Waffenstillstand – Lancelot von Naso (2009)

“Felluce’de ilaç yok, kan yok, hiçbir şey yok. İnsanlar ölüyor ve biz seyrediyoruz”

ABD işgali altındaki Irak’ta Felluce’deki hastaneye tıbbi malzeme götürmeye çalışan idealist Batılı sağlık çalışanları, onlara eşlik eden yine Batılı iki gazeteci ve Iraklı şöförlerinin hikâyesi.

Alman yönetmen Lancelot von Naso’nun şimdilik bu ilk ve son sinema filmi Alman ve İsviçe ortak yapımı bir çalışma. Felluce’deki yerel direnişçilerin hâlâ Saddam yanlısı mücadelelerini sürdürdükleri dönemde geçen hikâye savaşın ortasında Bağdat’tan Felluce’ye yolculuk yapan bir ekibin yaşadıklarını anlatıyor. Eli yüzgün denilen türden ve durmayı seçtiği noktanın doğruluğu ile dikkat çeken film alçak gönüllü bir çalışma ve standart bir anlayış ile çekilmiş olsa da kendisini seyrettirmeyi başarıyor.

Hikâyenin beş temel karakteri var; idealist ve yıllardır bölgede görev yapan Fransız doktor, genç bir Alman hemşire, biri muhabir biri kameraman iki Alman gazeteci ve Iraklı şöförleri. Gerek bu beş temel karakterin çizilen resimlerinde gerekse hikâyenin genel akışında bir sürpriz yok aslında. Yolculukları boyunca karakterler arasındaki tartışmalar ve karşılaştıkları olaylara verdikleri tepkiler hikâyesine sorumlu yaklaşan benzer bir filmdekinden farklı değil. İdealist doktorlar ve gazeteciler üzerinden bu mesleğin sahiplerine yapılan övgüde, yerel şöföre kuşku ile başlayan ve sonra güvene dönen ilişkinin gelişiminde veya eğer içlerinden biri ölecekse onun kim olacağı konusunda da bir sürprizi yok filmin. Yönetmenin de aralarında bulunduğu üç kişinin elinden çıkan senaryo bu sürprizsizliğine ve ne kadar kaçınırsa kaçınsın zaman zaman hikâyenin doğası gereği kapıldığı “iyi Beyaz karakterlerin kahramanlığı” tuzağına rağmen kimi başardıkları ile vasatın üzerine çıkmayı beceriyor. Hastaneyi Amerikalıların bombalamasını yüksek sesle dile getirebilen, onların “önce vur sonra sor” politikalarını eleştiri konusu yapabilen ve direnişçi bir aileyi filmin karakterlerine yardım ederken gösteren film politik açıdan doğru tercihlerde bulunarak kendini vahşi bir ortamda beyaz kahramanların yaşadıklarını anlatan pek çok ticari filmden farklı bir konuma oturtabiliyor.
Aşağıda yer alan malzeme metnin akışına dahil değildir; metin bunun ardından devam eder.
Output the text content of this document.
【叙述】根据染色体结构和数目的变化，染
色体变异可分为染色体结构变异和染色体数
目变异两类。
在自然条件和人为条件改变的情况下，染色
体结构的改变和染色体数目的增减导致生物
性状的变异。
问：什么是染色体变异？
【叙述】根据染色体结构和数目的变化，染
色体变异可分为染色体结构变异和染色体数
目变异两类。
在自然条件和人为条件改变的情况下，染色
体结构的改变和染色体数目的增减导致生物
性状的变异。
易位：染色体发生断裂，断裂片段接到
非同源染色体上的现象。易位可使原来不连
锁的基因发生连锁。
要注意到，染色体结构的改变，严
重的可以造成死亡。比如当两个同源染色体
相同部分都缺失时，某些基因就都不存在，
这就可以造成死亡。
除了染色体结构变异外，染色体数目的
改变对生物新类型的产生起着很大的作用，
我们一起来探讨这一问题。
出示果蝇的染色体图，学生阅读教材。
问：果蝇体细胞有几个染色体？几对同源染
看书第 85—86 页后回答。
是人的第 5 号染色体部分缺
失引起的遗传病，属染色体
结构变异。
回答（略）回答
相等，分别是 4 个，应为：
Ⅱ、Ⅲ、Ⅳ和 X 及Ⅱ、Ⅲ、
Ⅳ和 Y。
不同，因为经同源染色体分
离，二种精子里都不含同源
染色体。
Güvenlik sorunu nedeni ile Felluce’de değil Fas’ta çekilen film düşük bütçesine rağmen lokasyonların doğallığını da başarı ile kullanarak savaşın yıkıcılığını gösterebiliyor ve özellikle arabalarının silahlı saldırı sonucu bozulması nedeni ile kasaba içinde mahsur kalan karakterlerin yaşadığı korku atmosferini etkileyici biçimde karşımıza getirebiliyor. Karakterlerini oluştururken beklenenin dışına çıkamaması, etkileyici olması amacı ile hikâyeye eklenmiş görünen kimi unsurların yeterince inandırıcı olmaması, Bağdat’a dönüşün bir çırpıda anlatılıarak geçiştirilmesi ve Iraklı kimi karakterleri canlandıran oyuncuların abartılı oyunları filme zarar veriyor olsa da Lancelot von Naso’nun filmi görülebilir türden bir çalışma.